En este ciclo de noticias que nos amargan (mucho) la vida, hoy ha entrado con mucha fuerza el precio de los combustibles y de la energía. La conjunción negativa es perfecta. Perversamente perfecta. Cuando hace un tiempo ya se nos habían acabado los adjetivos relativos al precio récord de la electricidad y eso de que lo que pagábamos por la luz era como las jornadas castelleres (cuándo había jornadas castelleres), que la de aquel día siempre era la mejor de la historia, ahora resulta que lo estamos destrozando (el precio récord). La gente muuuy rica ya no se compra collares de oro de 560 quilates (o más) con brillantes como melones y que les cuelgan hasta los pies (los collares), sino que se pone en la frente una factura de su compañía de electricidad pegada con celo. ¡Eso sí que es poder y lujo de verdad!

Pero es que el precio del kilovatio ya no está solo. En los años 80 del siglo XX, los yonquis atracaban gasolineras para comprarse una dosis. De caballo. Ahora, a finales del primer cuarto del XXI, cuando vas a buscar tu dosis de gasolina, quien te atraca es el pobre trabajador que está en la caja, justo detrás de los chiclés, los caramelos, las chocolatinas y las ofertas extrañas, y que cumple órdenes de quien pone los precios. ¿Y quien pone los precios? Ah, ¡¡¡pues el mercado!!! Que es el mismo ente indefinido que pone los precios del gas, una factura que cuando la recibes, más vale tener a mano un desfibrilador... pero que funcione a pedales, porque si lo enchufas a la corriente, cagada.

La cuestión es que no hace mucho los precios subían por culpa de la COVID. Ahora que ya ha desaparecido, pobrecita, el encarecimiento es por la invasión de Putin. Y una vez Putin, o bien continúe como si no hubiera pasado nada, o bien acabe en el Tribunal de la Haya, no sufra que ya inventaremos otra excusa.

"Oh, es que dependemos de los combustibles fósiles", oímos decir sin cesar. Y los que no entendemos nada (de esto tampoco) pensamos en voz alta, inocentemente: ¿Y aquello de la energía solar, ¿cómo lo tenemos? "No, es que los huertos de placas solares afectan al paisaje". ¡Ah! ¿Y los parques eólicos? "No, los de las montañas también modifican el paisaje y los del mar lo trinchan todo". Porque de las nucleares ni hablar, ¿verdad? "¡No, no, naturalmente!". ¿Entonces, que hacemos? Y es en aquel momento cuando la respuesta a la pregunta da unas curvas argumentales tan incomprensibles como imposibles de seguir.
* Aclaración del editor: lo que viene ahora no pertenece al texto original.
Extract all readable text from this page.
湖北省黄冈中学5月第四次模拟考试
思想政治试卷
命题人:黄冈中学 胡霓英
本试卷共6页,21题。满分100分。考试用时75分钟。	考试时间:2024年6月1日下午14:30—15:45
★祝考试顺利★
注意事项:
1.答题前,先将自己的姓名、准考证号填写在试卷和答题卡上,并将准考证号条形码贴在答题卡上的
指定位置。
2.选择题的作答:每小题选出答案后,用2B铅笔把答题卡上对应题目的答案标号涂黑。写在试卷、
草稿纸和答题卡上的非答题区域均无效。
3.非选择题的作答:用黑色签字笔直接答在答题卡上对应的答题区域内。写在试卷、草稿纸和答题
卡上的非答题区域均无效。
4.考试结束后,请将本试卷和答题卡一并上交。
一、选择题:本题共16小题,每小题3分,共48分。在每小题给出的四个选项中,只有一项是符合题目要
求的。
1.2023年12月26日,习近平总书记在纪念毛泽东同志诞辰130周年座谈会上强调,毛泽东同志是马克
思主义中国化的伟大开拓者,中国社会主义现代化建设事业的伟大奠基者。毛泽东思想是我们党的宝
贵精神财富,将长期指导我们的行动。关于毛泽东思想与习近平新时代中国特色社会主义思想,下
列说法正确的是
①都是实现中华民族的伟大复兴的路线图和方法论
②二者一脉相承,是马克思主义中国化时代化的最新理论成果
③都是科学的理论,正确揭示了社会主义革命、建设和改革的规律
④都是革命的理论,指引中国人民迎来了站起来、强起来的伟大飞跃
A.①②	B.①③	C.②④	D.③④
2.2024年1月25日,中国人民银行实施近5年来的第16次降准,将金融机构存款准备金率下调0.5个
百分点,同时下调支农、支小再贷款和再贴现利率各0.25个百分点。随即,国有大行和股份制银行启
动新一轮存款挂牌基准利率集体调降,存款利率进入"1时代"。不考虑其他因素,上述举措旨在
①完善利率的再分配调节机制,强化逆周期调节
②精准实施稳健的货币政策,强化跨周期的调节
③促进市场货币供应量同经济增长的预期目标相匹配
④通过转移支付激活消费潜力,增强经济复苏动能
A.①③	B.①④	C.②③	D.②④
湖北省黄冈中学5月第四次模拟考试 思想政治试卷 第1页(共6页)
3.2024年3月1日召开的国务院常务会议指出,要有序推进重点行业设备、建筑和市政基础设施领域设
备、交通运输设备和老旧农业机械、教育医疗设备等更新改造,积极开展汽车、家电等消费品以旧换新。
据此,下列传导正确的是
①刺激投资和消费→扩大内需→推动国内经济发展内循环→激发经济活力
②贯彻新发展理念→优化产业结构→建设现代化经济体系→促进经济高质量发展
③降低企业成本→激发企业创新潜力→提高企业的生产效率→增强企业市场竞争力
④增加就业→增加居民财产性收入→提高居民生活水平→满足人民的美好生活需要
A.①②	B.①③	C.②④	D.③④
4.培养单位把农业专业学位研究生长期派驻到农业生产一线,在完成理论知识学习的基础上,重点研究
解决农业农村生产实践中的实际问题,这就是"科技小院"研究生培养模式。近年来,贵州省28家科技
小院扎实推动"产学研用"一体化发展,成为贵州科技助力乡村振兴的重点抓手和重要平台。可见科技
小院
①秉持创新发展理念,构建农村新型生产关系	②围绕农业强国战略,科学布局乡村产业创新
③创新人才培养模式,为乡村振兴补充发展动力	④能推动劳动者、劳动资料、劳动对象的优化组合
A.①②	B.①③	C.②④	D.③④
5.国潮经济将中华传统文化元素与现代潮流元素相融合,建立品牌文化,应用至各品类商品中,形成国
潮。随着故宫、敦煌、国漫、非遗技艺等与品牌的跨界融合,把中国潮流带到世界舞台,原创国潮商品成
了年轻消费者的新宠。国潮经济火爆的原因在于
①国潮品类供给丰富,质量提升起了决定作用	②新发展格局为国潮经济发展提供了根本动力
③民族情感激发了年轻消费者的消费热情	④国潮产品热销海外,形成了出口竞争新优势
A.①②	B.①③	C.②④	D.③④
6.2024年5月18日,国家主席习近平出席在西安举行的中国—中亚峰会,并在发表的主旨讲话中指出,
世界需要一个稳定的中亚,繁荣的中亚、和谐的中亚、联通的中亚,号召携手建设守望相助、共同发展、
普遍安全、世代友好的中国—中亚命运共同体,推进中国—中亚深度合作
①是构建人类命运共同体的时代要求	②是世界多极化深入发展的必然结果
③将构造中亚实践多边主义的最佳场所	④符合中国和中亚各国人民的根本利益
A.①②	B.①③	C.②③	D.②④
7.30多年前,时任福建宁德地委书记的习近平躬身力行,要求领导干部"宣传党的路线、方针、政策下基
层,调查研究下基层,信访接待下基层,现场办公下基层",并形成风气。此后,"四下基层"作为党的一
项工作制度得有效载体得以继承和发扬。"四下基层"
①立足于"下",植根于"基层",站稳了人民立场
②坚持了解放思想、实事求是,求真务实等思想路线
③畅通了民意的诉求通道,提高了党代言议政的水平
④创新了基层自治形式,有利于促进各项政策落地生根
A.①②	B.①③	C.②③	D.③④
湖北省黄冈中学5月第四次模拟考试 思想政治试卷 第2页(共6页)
Es una pena que los ignorantes no estemos a la altura.

Y entonces aparece la frase-concepto que lo tiene que solucionar todo: "mientras el precio de la energía y los carburantes aumenta sin descanso, todo el mundo en el sofá de casa mirándoselo sin hacer nada en vez de salir en la calle". Muy bien. ¿Salir a la calle a hacer qué? ¿A manifestarse? ¿Para que el gobierno de turno -el más progresista de la historia o el que sea- haga qué? ¿Cómo se le presiona, con una mani de un día? Ah no, que centenares de miles de personas están dispuestos a salir a las calles de todas las ciudades del país los meses que hagan falta hasta que estas compañías que ganan los millares de millones como quienes come altramuces se den cuenta que están puteando a la gente en exceso y acepten ganar muchos menos porque tener luz es un bien básico. Muy bien, en este caso, perfecto. ¿Y entonces, cuándo dice que empiezan estas manifestaciones? ¿Justo después de que el presidente del gobierno de turno baje los impuestos que pagamos los ciudadanos por la electricidad y los precios sigan subiendo o antes de que nacionalicemos las compañias?

¿Estoy diciendo que no hagamos nada? No. Pregunto si los que dicen que estamos todos callados en el sofá sin hacer nada están dispuestos a salir ellos a la calle los primeros y a quemarlo todo. Simplemente. ¡Y que si es así, adelante!